Taylor though, still has supporters in Liberia, and leading the chorus is his estrange wife Jewel Howard Taylor, now senator from Taylor’s former strong hold of Bong County who disagrees, that he did any wrong. “I still don't see the connection of how he could be held responsible for those things done in Sierra Leone when they were actually done by Sierra Leonean armed forces…however," Ms. Taylor continued " if you talk about the crisis in Liberia, then that's a different story," she said in an interview with The Guardian.

Taylor is being tried by The Special Court for Sierra Leone (SCSL), which was set up under the auspices of the United Nations in 2002 to put on trial those most responsible for the vicious aggression suffered in the West African country during its bloody conflict.
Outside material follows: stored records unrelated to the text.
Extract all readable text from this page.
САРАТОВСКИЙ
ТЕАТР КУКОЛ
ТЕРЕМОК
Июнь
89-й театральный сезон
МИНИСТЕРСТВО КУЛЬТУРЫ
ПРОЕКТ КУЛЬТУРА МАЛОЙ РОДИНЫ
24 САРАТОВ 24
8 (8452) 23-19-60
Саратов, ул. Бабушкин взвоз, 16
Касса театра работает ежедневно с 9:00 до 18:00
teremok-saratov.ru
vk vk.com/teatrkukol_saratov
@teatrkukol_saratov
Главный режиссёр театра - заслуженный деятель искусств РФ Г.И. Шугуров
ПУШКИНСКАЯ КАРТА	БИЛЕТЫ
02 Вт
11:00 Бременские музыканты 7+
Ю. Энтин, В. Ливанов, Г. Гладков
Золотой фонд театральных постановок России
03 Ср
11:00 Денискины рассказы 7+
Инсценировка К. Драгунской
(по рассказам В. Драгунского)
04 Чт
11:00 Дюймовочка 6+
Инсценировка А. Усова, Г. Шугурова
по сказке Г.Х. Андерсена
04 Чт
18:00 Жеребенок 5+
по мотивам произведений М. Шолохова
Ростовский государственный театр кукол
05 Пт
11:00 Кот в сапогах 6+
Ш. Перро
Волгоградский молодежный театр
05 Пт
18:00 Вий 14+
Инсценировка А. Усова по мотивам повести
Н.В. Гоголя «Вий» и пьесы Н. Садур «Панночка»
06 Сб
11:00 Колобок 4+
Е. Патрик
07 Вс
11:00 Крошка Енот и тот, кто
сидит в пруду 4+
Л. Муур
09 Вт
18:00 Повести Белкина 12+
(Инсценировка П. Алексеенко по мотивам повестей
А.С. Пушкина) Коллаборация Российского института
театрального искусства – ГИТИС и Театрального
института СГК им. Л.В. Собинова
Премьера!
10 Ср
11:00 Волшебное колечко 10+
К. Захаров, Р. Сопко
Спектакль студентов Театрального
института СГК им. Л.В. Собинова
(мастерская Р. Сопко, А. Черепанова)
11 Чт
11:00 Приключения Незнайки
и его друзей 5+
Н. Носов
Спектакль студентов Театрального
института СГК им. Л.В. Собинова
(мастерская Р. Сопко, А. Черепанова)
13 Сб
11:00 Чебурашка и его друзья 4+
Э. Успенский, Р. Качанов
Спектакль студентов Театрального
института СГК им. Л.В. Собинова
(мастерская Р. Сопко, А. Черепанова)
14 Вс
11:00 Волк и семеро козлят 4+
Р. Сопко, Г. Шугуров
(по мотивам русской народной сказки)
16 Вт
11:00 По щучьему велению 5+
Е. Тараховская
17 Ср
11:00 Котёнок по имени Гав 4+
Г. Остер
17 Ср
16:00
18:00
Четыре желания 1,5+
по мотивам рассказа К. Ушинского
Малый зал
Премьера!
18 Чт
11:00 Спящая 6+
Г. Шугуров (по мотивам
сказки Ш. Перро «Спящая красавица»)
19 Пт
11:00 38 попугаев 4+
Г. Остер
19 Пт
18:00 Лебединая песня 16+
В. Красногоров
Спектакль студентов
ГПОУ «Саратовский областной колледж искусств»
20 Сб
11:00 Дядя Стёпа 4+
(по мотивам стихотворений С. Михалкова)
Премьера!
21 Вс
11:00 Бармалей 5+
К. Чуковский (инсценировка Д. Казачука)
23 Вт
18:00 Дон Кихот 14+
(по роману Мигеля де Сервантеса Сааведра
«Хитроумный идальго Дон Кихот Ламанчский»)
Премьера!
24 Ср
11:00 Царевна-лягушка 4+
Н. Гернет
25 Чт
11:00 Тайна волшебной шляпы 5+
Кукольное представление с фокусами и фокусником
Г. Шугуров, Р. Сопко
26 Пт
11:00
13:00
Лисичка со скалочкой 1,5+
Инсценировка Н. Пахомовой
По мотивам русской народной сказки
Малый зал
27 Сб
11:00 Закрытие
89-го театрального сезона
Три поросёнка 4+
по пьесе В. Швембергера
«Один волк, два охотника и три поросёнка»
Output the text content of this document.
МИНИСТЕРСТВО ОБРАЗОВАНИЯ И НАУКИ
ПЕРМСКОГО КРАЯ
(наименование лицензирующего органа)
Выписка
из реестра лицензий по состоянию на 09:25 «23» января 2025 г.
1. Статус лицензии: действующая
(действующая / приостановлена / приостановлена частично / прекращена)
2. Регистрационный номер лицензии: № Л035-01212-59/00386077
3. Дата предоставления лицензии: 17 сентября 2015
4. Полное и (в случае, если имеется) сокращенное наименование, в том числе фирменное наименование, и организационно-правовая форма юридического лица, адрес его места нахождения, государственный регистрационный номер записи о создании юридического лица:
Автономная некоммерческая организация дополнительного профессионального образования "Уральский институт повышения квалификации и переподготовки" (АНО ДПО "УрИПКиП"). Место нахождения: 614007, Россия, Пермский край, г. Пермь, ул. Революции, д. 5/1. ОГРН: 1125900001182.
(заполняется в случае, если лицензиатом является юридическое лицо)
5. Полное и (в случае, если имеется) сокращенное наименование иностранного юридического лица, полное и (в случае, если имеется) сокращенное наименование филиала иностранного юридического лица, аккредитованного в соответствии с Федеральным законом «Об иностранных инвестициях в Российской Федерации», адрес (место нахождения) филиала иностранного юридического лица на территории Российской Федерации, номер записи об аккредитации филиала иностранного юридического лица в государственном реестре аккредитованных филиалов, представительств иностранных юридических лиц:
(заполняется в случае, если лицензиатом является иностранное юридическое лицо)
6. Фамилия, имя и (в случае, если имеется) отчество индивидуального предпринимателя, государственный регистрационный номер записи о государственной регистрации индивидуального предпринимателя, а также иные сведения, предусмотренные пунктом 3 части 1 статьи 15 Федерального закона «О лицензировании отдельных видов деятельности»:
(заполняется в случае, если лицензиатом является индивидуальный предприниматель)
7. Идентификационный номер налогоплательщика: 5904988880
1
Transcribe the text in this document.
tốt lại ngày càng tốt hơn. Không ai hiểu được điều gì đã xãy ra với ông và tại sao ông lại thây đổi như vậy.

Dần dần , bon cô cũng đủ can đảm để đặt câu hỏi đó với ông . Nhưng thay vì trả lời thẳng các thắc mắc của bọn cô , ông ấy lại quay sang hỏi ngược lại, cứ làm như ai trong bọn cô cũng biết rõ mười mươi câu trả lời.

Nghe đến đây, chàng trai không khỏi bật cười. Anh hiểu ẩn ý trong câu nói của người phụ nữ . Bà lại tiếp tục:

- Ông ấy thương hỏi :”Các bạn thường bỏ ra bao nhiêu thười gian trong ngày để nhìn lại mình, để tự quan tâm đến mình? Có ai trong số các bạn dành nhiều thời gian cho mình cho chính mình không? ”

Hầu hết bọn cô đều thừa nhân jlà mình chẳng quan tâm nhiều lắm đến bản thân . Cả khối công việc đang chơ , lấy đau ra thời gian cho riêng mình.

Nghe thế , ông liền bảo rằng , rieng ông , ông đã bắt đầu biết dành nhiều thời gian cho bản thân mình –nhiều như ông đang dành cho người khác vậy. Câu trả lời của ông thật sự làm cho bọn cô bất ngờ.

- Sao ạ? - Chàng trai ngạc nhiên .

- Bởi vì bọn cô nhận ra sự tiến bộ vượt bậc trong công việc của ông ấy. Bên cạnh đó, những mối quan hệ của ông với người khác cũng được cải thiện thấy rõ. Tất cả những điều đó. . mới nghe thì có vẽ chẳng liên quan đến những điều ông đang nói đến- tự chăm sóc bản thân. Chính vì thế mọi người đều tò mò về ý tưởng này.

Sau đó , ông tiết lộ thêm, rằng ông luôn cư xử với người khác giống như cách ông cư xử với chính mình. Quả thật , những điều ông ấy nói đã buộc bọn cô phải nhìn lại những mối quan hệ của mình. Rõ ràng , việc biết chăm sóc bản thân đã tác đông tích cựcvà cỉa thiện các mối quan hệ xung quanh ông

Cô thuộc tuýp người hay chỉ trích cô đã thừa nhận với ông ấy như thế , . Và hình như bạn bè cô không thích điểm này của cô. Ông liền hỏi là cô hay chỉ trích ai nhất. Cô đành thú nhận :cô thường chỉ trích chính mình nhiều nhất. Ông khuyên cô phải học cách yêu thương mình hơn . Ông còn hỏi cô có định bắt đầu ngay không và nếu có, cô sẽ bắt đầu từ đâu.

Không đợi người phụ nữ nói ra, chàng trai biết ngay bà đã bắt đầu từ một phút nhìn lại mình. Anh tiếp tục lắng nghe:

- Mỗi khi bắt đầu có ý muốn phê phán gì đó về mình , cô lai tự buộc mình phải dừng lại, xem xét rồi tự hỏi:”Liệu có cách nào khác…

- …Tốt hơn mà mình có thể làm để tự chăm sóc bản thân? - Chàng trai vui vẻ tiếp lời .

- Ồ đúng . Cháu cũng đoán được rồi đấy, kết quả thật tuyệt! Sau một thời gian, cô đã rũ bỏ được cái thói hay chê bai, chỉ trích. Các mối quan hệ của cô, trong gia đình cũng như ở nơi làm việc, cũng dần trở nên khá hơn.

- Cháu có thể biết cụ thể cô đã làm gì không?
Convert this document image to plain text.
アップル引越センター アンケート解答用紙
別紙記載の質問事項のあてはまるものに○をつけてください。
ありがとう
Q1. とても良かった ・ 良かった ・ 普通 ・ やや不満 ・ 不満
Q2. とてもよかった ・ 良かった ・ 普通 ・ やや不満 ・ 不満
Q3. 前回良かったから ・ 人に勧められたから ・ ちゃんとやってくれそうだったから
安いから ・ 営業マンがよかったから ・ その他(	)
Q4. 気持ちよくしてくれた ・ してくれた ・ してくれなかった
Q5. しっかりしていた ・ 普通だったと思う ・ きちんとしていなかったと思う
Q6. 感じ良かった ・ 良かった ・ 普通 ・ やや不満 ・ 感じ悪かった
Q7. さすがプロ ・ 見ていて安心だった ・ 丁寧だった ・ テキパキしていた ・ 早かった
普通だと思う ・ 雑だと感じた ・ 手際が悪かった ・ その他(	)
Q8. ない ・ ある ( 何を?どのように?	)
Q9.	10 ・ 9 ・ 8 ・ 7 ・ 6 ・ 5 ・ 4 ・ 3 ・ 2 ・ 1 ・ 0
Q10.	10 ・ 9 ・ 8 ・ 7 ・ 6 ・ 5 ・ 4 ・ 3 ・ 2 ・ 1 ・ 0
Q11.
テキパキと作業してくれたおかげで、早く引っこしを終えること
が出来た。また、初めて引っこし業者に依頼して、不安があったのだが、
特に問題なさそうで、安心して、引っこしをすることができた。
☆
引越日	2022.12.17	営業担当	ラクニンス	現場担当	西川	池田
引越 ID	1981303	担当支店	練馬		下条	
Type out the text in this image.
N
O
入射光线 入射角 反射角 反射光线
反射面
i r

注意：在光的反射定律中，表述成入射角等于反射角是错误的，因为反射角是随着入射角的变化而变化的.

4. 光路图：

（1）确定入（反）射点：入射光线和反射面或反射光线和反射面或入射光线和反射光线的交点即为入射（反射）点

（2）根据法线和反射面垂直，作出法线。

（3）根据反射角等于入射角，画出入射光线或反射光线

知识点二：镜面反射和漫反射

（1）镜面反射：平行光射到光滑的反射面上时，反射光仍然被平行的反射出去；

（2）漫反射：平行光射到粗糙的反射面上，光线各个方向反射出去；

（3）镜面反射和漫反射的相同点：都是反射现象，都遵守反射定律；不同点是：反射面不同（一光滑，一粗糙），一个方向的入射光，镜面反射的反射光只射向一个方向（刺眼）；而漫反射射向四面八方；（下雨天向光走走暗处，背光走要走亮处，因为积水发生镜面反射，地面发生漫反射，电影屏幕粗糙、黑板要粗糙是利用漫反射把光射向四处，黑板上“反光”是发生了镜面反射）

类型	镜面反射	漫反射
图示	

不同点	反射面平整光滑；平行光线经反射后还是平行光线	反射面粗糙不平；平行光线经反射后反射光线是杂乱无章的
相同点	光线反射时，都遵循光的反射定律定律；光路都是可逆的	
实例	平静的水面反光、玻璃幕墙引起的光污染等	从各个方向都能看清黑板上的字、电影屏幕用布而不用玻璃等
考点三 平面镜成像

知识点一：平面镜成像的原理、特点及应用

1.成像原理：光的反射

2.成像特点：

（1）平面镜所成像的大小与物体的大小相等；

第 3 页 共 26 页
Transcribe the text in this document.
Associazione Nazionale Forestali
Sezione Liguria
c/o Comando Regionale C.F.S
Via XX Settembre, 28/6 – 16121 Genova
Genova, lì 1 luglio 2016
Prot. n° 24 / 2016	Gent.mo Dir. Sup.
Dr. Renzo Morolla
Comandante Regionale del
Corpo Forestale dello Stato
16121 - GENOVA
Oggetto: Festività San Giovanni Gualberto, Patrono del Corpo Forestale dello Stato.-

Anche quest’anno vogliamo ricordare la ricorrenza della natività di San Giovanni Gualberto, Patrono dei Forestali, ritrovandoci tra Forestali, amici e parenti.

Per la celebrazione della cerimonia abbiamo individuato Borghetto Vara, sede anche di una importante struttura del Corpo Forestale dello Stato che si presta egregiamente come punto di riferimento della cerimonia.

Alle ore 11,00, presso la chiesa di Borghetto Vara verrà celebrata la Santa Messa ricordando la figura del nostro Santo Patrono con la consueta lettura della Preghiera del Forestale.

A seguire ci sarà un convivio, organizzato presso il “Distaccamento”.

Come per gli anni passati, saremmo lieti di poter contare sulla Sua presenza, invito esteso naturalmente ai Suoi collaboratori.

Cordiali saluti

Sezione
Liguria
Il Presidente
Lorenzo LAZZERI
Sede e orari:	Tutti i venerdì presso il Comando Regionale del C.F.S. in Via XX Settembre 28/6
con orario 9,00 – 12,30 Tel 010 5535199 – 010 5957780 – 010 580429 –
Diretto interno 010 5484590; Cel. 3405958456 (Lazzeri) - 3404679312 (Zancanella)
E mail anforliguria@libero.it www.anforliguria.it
The limps of babies, their fathers and mothers were on occasions cut off with machetes by the Revolutionary United Front (RUF) fighters loyal to Foday Sankoh,  with support from Charles Taylor, witnesses have said. Sankoh was apprehended, but he died in custody. The former Liberian President was indicted in 2003, while still president for those crimes including murder, rape, sexual slavery and recruiting child soldiers. He was subsequently captured in Nigeria in 2006 and briefly deported to Liberia. He was not permitted to leave the plane at Liberia’s Roberts International Airport (RIA). Within hours of arriving home, he was whisked off and immediately flown to Sierra Leone, before being transferred to The Hague.

The three-year trial in the Netherlands has been dramatic, and created a huge publicity in August 2010, when British  super model Naomi Campbell testified that she received 'dirty uncut diamonds' from Taylor at a party in Nelson Mandela’s house in 1997. At the time the party took place in South Africa, Taylor was recognized by the United Nations as a peacemaker; the prosecution contends he used that appointment to continue warfare. Charles Taylor was born in 1948 in Arthington, Montserrado County and deposed from power in 2003, when he resigned the presidency and accepted asylum in Nigeria, as insurgents were on the verge of taking the capital. His trial according to reports is estimated at about 250million. The costs were footed mostly by the United States, with Britain promising to provide his cell at a maximum security prison if he is found guilty .

Liberia’s Charles Taylor will be the first former sitting president in the world to hear a verdict from the International Criminal Court (ICC). The former president of Yugoslavia, Slobodan Milosevic was tried there for encouraging war in the Balkans during the 1990s. He died before judgment was handed down. At the ICC also, the former Ivorian President Laurent Gbagbo is currently in jail awaiting trial for crimes he allegedly committed while holding on to power in an electoral dispute that saw many dead about a year ago.